I am sitting in Milwaukee, a near-empty coffee cup on the windowsill, papers on maternal mortality spread across the floor. I am sitting here, pausing. Not sure what to do. Soon, I will return to Arkansas, and it will all be there: the house on the cul-de-sac, the drop-offs at my daughter’s south Conway school, the field where the firefighters endorsed their conservative candidate, the small red stain that remains of my afterbirth, not on the floor but the wall, more maroon than crimson, but still visible. I will stare at it until the light changes and my breath softens and I get off of my bed.

The truth: black women die from childbirth three to four times as often as white women.
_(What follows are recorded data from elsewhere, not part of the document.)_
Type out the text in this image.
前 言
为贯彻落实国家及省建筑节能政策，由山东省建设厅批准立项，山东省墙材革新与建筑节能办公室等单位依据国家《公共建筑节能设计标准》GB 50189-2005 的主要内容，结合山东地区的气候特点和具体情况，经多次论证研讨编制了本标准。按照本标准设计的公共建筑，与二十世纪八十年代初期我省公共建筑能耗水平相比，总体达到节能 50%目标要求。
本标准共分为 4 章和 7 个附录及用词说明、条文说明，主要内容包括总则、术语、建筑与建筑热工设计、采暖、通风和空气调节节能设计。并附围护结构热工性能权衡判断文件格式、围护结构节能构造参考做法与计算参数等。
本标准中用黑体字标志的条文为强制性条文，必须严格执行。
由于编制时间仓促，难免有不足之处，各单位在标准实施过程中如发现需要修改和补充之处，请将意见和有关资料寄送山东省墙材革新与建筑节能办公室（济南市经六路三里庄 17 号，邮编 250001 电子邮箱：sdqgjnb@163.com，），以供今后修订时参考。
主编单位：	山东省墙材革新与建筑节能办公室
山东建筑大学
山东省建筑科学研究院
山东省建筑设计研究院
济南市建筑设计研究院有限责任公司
I am a white woman. The numbers bear repeating.

The truth: when I told my husband I was mad at him, and that I didn’t know how long that anger would last, he began to listen. He whispered, “I know. That’s okay.”

The truth: outside my window, joggers pass along the path near the river. The joggers are white. The middle-aged men and young couples, on the other hand, who exit the apartment complex next to me and enter their salt-stained cars, are mostly black. One of the women is pregnant.

The truth: a light snow is falling and I am listening to anger.